神楽坂を愛する理由


 神楽坂は坂の名前が地名になった。物理的には外堀通りから早稲田方面に抜ける坂を神楽坂というが、私は隣接して存在する坂
も含めて「神楽坂」と認識をしている。

 神楽坂をちょうど一本入った坂を軽子坂という。軽籠(かるこ)という縄製の籠を棒につけて、運搬を生業にしていた人たちがここを通
ったことから名づけられた。江戸時代には神田川と外濠が交わる揚場町に船着場があり、そこで水揚げされた荷物を軽籠が坂の上
まで運んでいたそうだ。

 現在は大手の監査法人やスポーツクラブがある「垢抜けた」場所となっている。とても軽籠が荷物を持ってあがった坂という名残はな
い。ギンレイホールだけが孤軍奮闘しているといった感じか。

 この坂をあがると大久保通りに出る。これを左に折れ、まっすぐ行くと、右側に袖摺坂という小さな坂がある。人とすれ違う時に袖が
すれ違ってしまうくらいの坂というのが名前の由来らしい。

 この坂は大久保通りから上がるよりも、矢来町から下る景色の方がいい。夏は盛りを惜しんで消えていく夕陽があざやかに見える。
秋はつるべ落としに夜に向かう、その様が美しい。

 昔近くに勤めていた時、この坂を下って左にある、名店「さん吉」に行くのがなによりも楽しみであった。しかしもう「さん吉」はない。神
楽坂がブームとなる中で、こういった昔の風情を漂わせていた店が生存できなくなるのは悲しい。自分の生家がなくなる悲しみという
のはこういうものなのだろう。最近は袖摺坂を降りるととてもせつない気持ちになる。「もうあの時間は帰らない」。その思いが込み上
げる。

 袖摺坂をあがり、矢来町を抜けると地下鉄の神楽坂の駅に出る。その駅をほんの少し右に行ったところに朧の坂がある。坂名表示
も資料もないが、地元ではみなこう呼ぶ。

 ここには名店「りゅうほう」がある。ラーメン、チャーハン、一品料理全ておいしい。さらにこの坂を下りきったところには「おじさんのオ
アシス」松兵衛本店がある。おじさんたちはいそいそとこの急な坂を下って飲みにいく。風情というよりも嗜好を充たすことがイメージさ
れてしまう坂である。

 とはいえ、ここから見下ろす景色は絶景である。江戸川橋の辺りを見ることになるのだが、晴れた日はとても美しい風景が拝める。
眼下に広がる街並みは、鬱屈した気持ちをスッと晴らしてくれる。一度そういう気持ちで尋ねてみてはどうか。

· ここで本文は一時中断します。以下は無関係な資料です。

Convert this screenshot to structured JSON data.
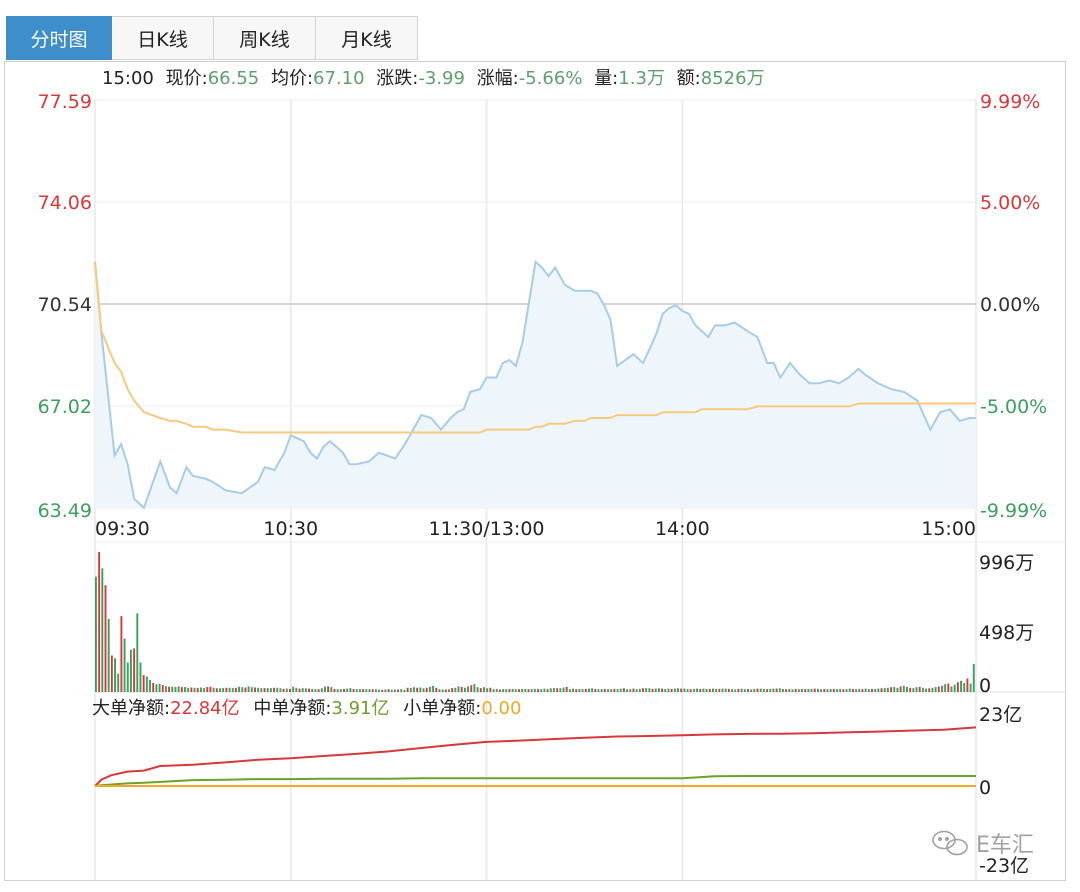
{
  "tabs": [
    {
      "label": "分时图",
      "active": true
    },
    {
      "label": "日K线",
      "active": false
    },
    {
      "label": "周K线",
      "active": false
    },
    {
      "label": "月K线",
      "active": false
    }
  ],
  "info_bar": {
    "time": "15:00",
    "price_label": "现价:",
    "price": "66.55",
    "avg_label": "均价:",
    "avg": "67.10",
    "change_label": "涨跌:",
    "change": "-3.99",
    "pct_label": "涨幅:",
    "pct": "-5.66%",
    "vol_label": "量:",
    "vol": "1.3万",
    "amount_label": "额:",
    "amount": "8526万"
  },
  "flow_bar": {
    "large_label": "大单净额:",
    "large": "22.84亿",
    "medium_label": "中单净额:",
    "medium": "3.91亿",
    "small_label": "小单净额:",
    "small": "0.00"
  },
  "watermark": "E车汇",
  "colors": {
    "price_line": "#a9cbe8",
    "price_fill": "#eef6fc",
    "avg_line": "#f7c97e",
    "up": "#d9383a",
    "down": "#3c9e5f",
    "neutral": "#333333",
    "large_flow": "#d9383a",
    "medium_flow": "#6aa22b",
    "small_flow": "#f5a623"
  },
  "chart_data": [
    {
      "type": "line",
      "x_ticks": [
        "09:30",
        "10:30",
        "11:30/13:00",
        "14:00",
        "15:00"
      ],
      "left_ticks": [
        "77.59",
        "74.06",
        "70.54",
        "67.02",
        "63.49"
      ],
      "right_ticks": [
        "9.99%",
        "5.00%",
        "0.00%",
        "-5.00%",
        "-9.99%"
      ],
      "ylim": [
        63.49,
        77.59
      ],
      "prev_close": 70.54,
      "x": [
        0,
        2,
        6,
        8,
        10,
        12,
        15,
        20,
        23,
        25,
        28,
        30,
        34,
        36,
        40,
        45,
        50,
        52,
        55,
        58,
        60,
        64,
        66,
        68,
        70,
        72,
        74,
        76,
        78,
        80,
        84,
        87,
        92,
        95,
        100,
        103,
        106,
        109,
        111,
        113,
        115,
        118,
        120,
        123,
        125,
        127,
        129,
        131,
        133,
        135,
        137,
        139,
        141,
        144,
        147,
        150,
        152,
        154,
        156,
        158,
        160,
        165,
        168,
        170,
        172,
        174,
        176,
        178,
        180,
        182,
        184,
        186,
        188,
        190,
        193,
        196,
        200,
        203,
        206,
        208,
        210,
        213,
        216,
        219,
        222,
        225,
        228,
        231,
        234,
        236,
        240,
        244,
        248,
        252,
        256,
        259,
        262,
        265,
        268,
        270
      ],
      "series": [
        {
          "name": "现价",
          "values": [
            72.0,
            69.5,
            65.3,
            65.7,
            65.0,
            63.8,
            63.5,
            65.1,
            64.2,
            64.0,
            64.9,
            64.6,
            64.5,
            64.4,
            64.1,
            64.0,
            64.4,
            64.9,
            64.8,
            65.4,
            66.0,
            65.8,
            65.4,
            65.2,
            65.6,
            65.8,
            65.6,
            65.4,
            65.0,
            65.0,
            65.1,
            65.4,
            65.2,
            65.7,
            66.7,
            66.6,
            66.2,
            66.6,
            66.8,
            66.9,
            67.5,
            67.6,
            68.0,
            68.0,
            68.5,
            68.6,
            68.4,
            69.2,
            70.6,
            72.0,
            71.8,
            71.5,
            71.8,
            71.2,
            71.0,
            71.0,
            71.0,
            70.9,
            70.5,
            70.0,
            68.4,
            68.8,
            68.5,
            69.0,
            69.5,
            70.2,
            70.4,
            70.5,
            70.3,
            70.2,
            69.8,
            69.6,
            69.4,
            69.8,
            69.8,
            69.9,
            69.6,
            69.4,
            68.5,
            68.5,
            68.0,
            68.5,
            68.1,
            67.8,
            67.8,
            67.9,
            67.8,
            68.0,
            68.3,
            68.1,
            67.8,
            67.6,
            67.5,
            67.2,
            66.2,
            66.8,
            66.9,
            66.5,
            66.6,
            66.6
          ]
        },
        {
          "name": "均价",
          "values": [
            72.0,
            69.6,
            68.5,
            68.2,
            67.6,
            67.2,
            66.8,
            66.6,
            66.5,
            66.5,
            66.4,
            66.3,
            66.3,
            66.2,
            66.2,
            66.1,
            66.1,
            66.1,
            66.1,
            66.1,
            66.1,
            66.1,
            66.1,
            66.1,
            66.1,
            66.1,
            66.1,
            66.1,
            66.1,
            66.1,
            66.1,
            66.1,
            66.1,
            66.1,
            66.1,
            66.1,
            66.1,
            66.1,
            66.1,
            66.1,
            66.1,
            66.1,
            66.2,
            66.2,
            66.2,
            66.2,
            66.2,
            66.2,
            66.2,
            66.3,
            66.3,
            66.4,
            66.4,
            66.4,
            66.5,
            66.5,
            66.6,
            66.6,
            66.6,
            66.6,
            66.7,
            66.7,
            66.7,
            66.7,
            66.7,
            66.8,
            66.8,
            66.8,
            66.8,
            66.8,
            66.8,
            66.9,
            66.9,
            66.9,
            66.9,
            66.9,
            66.9,
            67.0,
            67.0,
            67.0,
            67.0,
            67.0,
            67.0,
            67.0,
            67.0,
            67.0,
            67.0,
            67.0,
            67.1,
            67.1,
            67.1,
            67.1,
            67.1,
            67.1,
            67.1,
            67.1,
            67.1,
            67.1,
            67.1,
            67.1
          ]
        }
      ]
    },
    {
      "type": "bar",
      "right_ticks": [
        "996万",
        "498万",
        "0"
      ],
      "ylim": [
        0,
        996
      ],
      "y_unit": "万",
      "values": [
        820,
        996,
        880,
        760,
        520,
        260,
        240,
        130,
        540,
        380,
        210,
        300,
        310,
        560,
        210,
        120,
        110,
        85,
        65,
        55,
        58,
        50,
        42,
        38,
        38,
        36,
        40,
        35,
        35,
        30,
        32,
        30,
        28,
        32,
        28,
        35,
        38,
        30,
        26,
        26,
        28,
        30,
        30,
        28,
        30,
        38,
        34,
        32,
        40,
        34,
        32,
        30,
        28,
        28,
        28,
        28,
        30,
        30,
        26,
        22,
        24,
        22,
        38,
        30,
        24,
        28,
        26,
        24,
        22,
        20,
        20,
        26,
        38,
        40,
        34,
        22,
        20,
        20,
        22,
        24,
        28,
        22,
        20,
        20,
        20,
        20,
        20,
        20,
        20,
        16,
        16,
        18,
        20,
        16,
        18,
        18,
        20,
        16,
        30,
        30,
        34,
        30,
        32,
        26,
        30,
        36,
        44,
        30,
        20,
        18,
        18,
        20,
        28,
        30,
        40,
        36,
        30,
        40,
        48,
        56,
        34,
        28,
        34,
        26,
        30,
        20,
        22,
        18,
        20,
        20,
        20,
        22,
        20,
        20,
        22,
        22,
        20,
        20,
        22,
        20,
        20,
        24,
        20,
        26,
        28,
        26,
        26,
        32,
        36,
        20,
        24,
        20,
        22,
        20,
        22,
        24,
        26,
        22,
        20,
        20,
        22,
        20,
        20,
        22,
        20,
        24,
        26,
        20,
        20,
        24,
        20,
        22,
        26,
        28,
        26,
        22,
        24,
        26,
        24,
        22,
        24,
        22,
        24,
        26,
        24,
        24,
        20,
        20,
        22,
        24,
        22,
        24,
        22,
        22,
        24,
        22,
        22,
        24,
        24,
        22,
        20,
        18,
        22,
        24,
        20,
        20,
        18,
        22,
        24,
        24,
        22,
        20,
        22,
        24,
        24,
        26,
        22,
        20,
        22,
        18,
        22,
        20,
        22,
        20,
        22,
        22,
        24,
        22,
        20,
        22,
        20,
        22,
        22,
        20,
        22,
        20,
        20,
        24,
        22,
        20,
        22,
        20,
        24,
        20,
        22,
        22,
        24,
        26,
        28,
        30,
        34,
        36,
        30,
        40,
        44,
        36,
        30,
        28,
        34,
        36,
        30,
        24,
        26,
        30,
        36,
        40,
        44,
        56,
        60,
        40,
        52,
        70,
        80,
        64,
        96,
        60,
        200
      ],
      "directions": "dudududduddduddudduddududdduddududduududdudduddudduddudduddududduddudduddududdudduddudduddududduddudduddudduddududdudduddudduddudduddudduddudduddudduddudduddudduddudduddudduddudduddudduddudduddudduddudduddudduddudduddudduddudduddudduddudduddudduddudduddudduddudduddudduddudduddudu"
    },
    {
      "type": "line",
      "right_ticks": [
        "23亿",
        "0",
        "-23亿"
      ],
      "ylim": [
        -23,
        23
      ],
      "y_unit": "亿",
      "x": [
        0,
        2,
        5,
        10,
        15,
        20,
        30,
        40,
        50,
        60,
        70,
        80,
        90,
        100,
        110,
        120,
        130,
        140,
        150,
        160,
        170,
        180,
        190,
        200,
        210,
        220,
        230,
        240,
        250,
        260,
        270
      ],
      "series": [
        {
          "name": "大单净额",
          "values": [
            0,
            2.5,
            4.2,
            5.6,
            6.0,
            7.8,
            8.3,
            9.2,
            10.2,
            10.8,
            11.7,
            12.5,
            13.5,
            14.8,
            16.1,
            17.2,
            17.7,
            18.3,
            18.8,
            19.3,
            19.5,
            19.8,
            20.1,
            20.3,
            20.4,
            20.6,
            20.9,
            21.2,
            21.6,
            21.9,
            22.84
          ]
        },
        {
          "name": "中单净额",
          "values": [
            0,
            0.3,
            0.6,
            1.0,
            1.3,
            1.6,
            2.3,
            2.4,
            2.7,
            2.7,
            2.8,
            2.8,
            2.8,
            3.0,
            3.0,
            3.0,
            3.0,
            3.0,
            3.0,
            3.0,
            3.0,
            3.0,
            3.8,
            3.9,
            3.9,
            3.9,
            3.9,
            3.9,
            3.9,
            3.9,
            3.91
          ]
        },
        {
          "name": "小单净额",
          "values": [
            0,
            0,
            0,
            0,
            0,
            0,
            0,
            0,
            0,
            0,
            0,
            0,
            0,
            0,
            0,
            0,
            0,
            0,
            0,
            0,
            0,
            0,
            0,
            0,
            0,
            0,
            0,
            0,
            0,
            0,
            0.0
          ]
        }
      ]
    }
  ]
}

 袖摺坂を下って右にまっすぐ進む。行き着いた先を左に下ると赤城坂がある。これはそばにある赤城神社からついた名前。神社か
らこの坂に下りる階段から見る景色は最高である。「都の西北」が一望できるすばらしいロケーションだ。
 
 一度ここに来て風に吹かれてみてはどうか。そうすると下界のくだらないことが霧消する。この美しさの前では人間同士の営みなどど
うでもいいように思えてくる。不思議な場所だ。

 赤城坂には「大八」という老舗の居酒屋がある。昔、ご主人が元気だった頃はすばらしい魚を出す店だった。ご主人がなくなってから
は煮物を中心にさっぱりとしたつまみがいい店になった。

 春。おいしくなる木の芽たちをてんぷらでいただくために、本多横丁の喜楽に行く。
 夏。のどの渇きを癒して、スタミナをつけるために理清蘭に行く。
 秋。丁寧に焼かれた秋刀魚を肴に、日本酒。こう思うと渡津海しかない。
 冬。雪が降る日はめずらしく静かなりゅうほうで、つまみをつつきながら、菊姫の大吟醸をやる。せっかくの雪なのだから大奮発だ。

 今日もいそいそと、坂を歩きながら、街の風情を楽しんで、懇意の店に行く。こんな楽しみが味わえるのは神楽坂以外にないだろう。